The seeds of Greece’s monetary disorder were sown in the middle to late nineteenth century, when the National Bank of Greece, founded in 1841, gradually acquired a virtual monopoly on the prerogative to issue bank notes and became the primary creditor of the government of Greece. The bank was founded as a private bank whose principal stockholder was the government and it dominated the monetary affairs of Greece, acting as a central bank until the establishment of a genuine central bank in 1928. The bank also made loans to the private sector.

Originally, the government conferred upon the National Bank the privilege to issue bank notes as long as the bank stood ready to convert its bank notes into gold. The government, however, suspended convertibility on four separate occasions: right after the 1848 revolutions, again from 1868 to 1870, from 1877 to 1884 when the government borrowed heavily, and last from 1885 to 1928.

Inflation reared its head during the prolonged era of suspended convertibility, but never reached the frenzied hyperinflation levels that characterized post–World War I Germany, Austria, Hungary, and Poland. Between 1914 and 1928 the cost of living index rose 868 percent, perhaps reflecting the threat of losing access to foreign capital that may have helped Greece keep a tight rein on its monetary affairs. Between 1895 and 1910 international financial pressure put Greece on a stricter monetary discipline, requiring the government to withdraw and burn 2 million drachmas in bank notes each year. This pressure came from imperialistic powers with vast financial resources, such as Britain, and served some of the same functions now performed by the International Monetary Fund. The Allies lifted these controls during World War I and even granted credits to Greece, allowing Greece to substantially increase the issuance of bank notes. The credits were never realized, further adding to the supply of unsecured bank notes in circulation.

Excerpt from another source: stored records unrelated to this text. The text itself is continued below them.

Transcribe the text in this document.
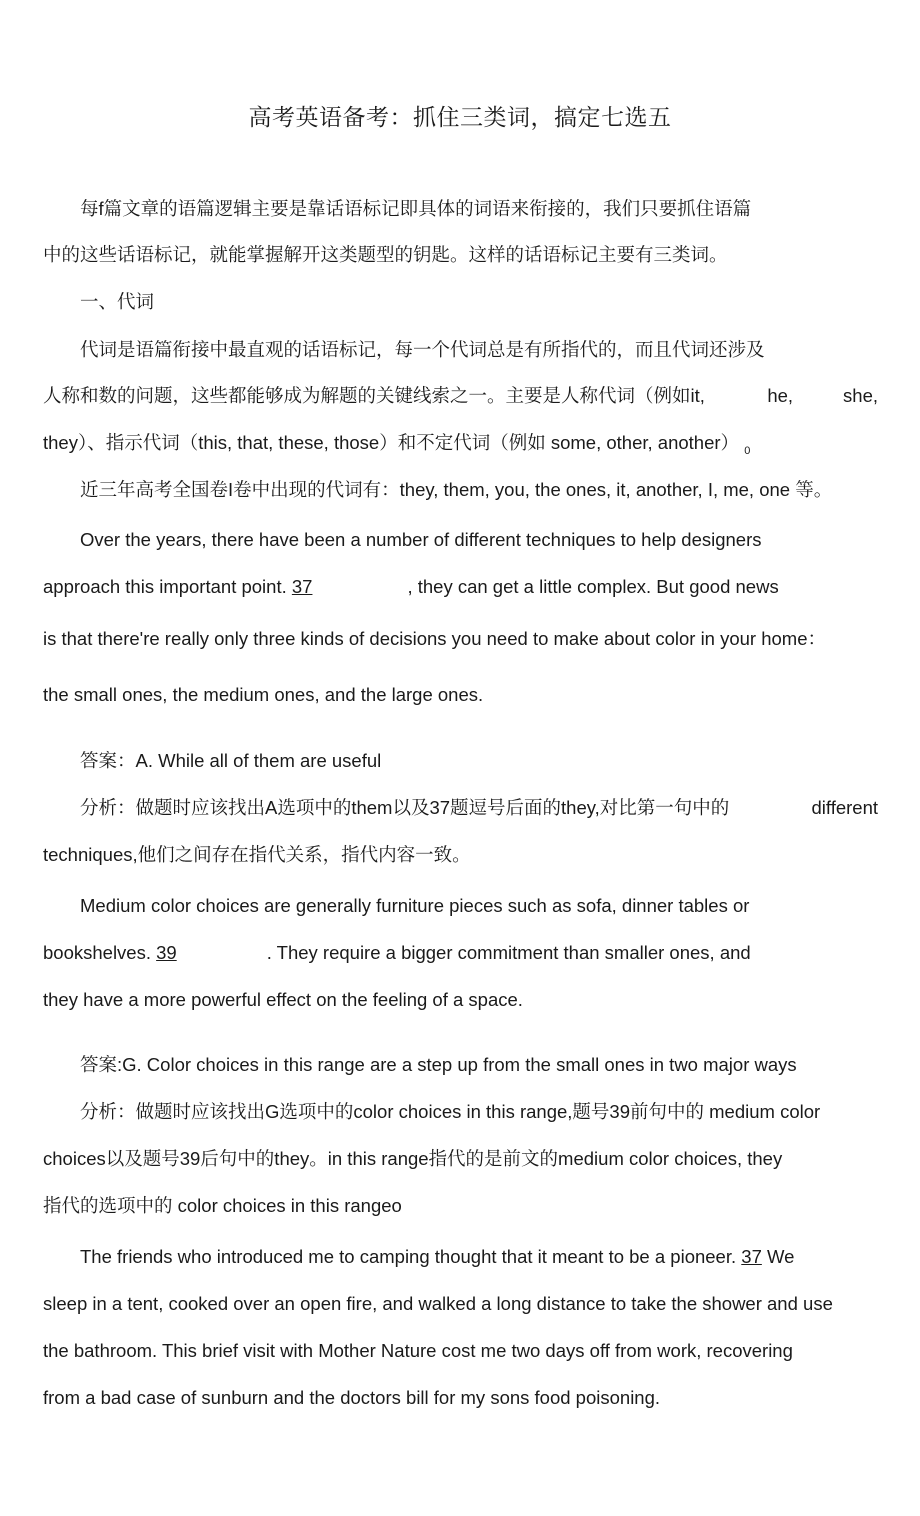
高考英语备考：抓住三类词，搞定七选五
每f篇文章的语篇逻辑主要是靠话语标记即具体的词语来衔接的，我们只要抓住语篇
中的这些话语标记，就能掌握解开这类题型的钥匙。这样的话语标记主要有三类词。
一、代词
代词是语篇衔接中最直观的话语标记，每一个代词总是有所指代的，而且代词还涉及
人称和数的问题，这些都能够成为解题的关键线索之一。主要是人称代词（例如it,	he,	she,
they）、指示代词（this, that, these, those）和不定代词（例如 some, other, another） $_0$
近三年高考全国卷I卷中出现的代词有：they, them, you, the ones, it, another, I, me, one 等。
Over the years, there have been a number of different techniques to help designers
approach this important point. 37	, they can get a little complex. But good news
is that there're really only three kinds of decisions you need to make about color in your home：
the small ones, the medium ones, and the large ones.
答案：A. While all of them are useful
分析：做题时应该找出A选项中的them以及37题逗号后面的they,对比第一句中的	different
techniques,他们之间存在指代关系，指代内容一致。
Medium color choices are generally furniture pieces such as sofa, dinner tables or
bookshelves. 39	. They require a bigger commitment than smaller ones, and
they have a more powerful effect on the feeling of a space.
答案:G. Color choices in this range are a step up from the small ones in two major ways
分析：做题时应该找出G选项中的color choices in this range,题号39前句中的 medium color
choices以及题号39后句中的they。in this range指代的是前文的medium color choices, they
指代的选项中的 color choices in this rangeo
The friends who introduced me to camping thought that it meant to be a pioneer. 37 We
sleep in a tent, cooked over an open fire, and walked a long distance to take the shower and use
the bathroom. This brief visit with Mother Nature cost me two days off from work, recovering
from a bad case of sunburn and the doctors bill for my sons food poisoning.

The government budget of Greece was clearly in the surplus column at the opening of World War I, but by 1918 red ink had shown up in the deficit column. The costs of the war in Asia Minor sent the budget deficit soaring, and by 1922 the government was unable to raise additional revenue either from taxation or borrowing from traditional sources.

Under the duress of a deficit-ridden budget, the government of Greece carried out one of the most fantastic pubic finance schemes in history. On 25 March 1922 the government ordered all citizens to physically cut in half bank notes in their possession. One half of each bank note was to be retained by its owner and could continue to circulate at half of its face value. The owner was to surrender the other half to the government and receive in exchange a 20-year loan at 6 1/2 percent interest.

The National Bank of Greece exchanged with the government fresh notes for the canceled halves, making the whole process a means of raising a loan for the government. The government enacted a similar measure again on 23 January 1926, this time putting three-fourths of the value of the note in the hands of the owner, and the remaining one-fourth the government took in exchange for a 20-year loan at 6 1/2 percent interest. Despite, or because of, these unorthodox financing measures inflation, after reaching a peak of 85 percent in 1923, steadily subsided until the end of the decade, even dipping into the negative range in 1930. The establishment of the Bank of Greece, a genuine central bank, began monetary rehabilitation, helping Greece to experience monetary stability during the decade of the Great Depression.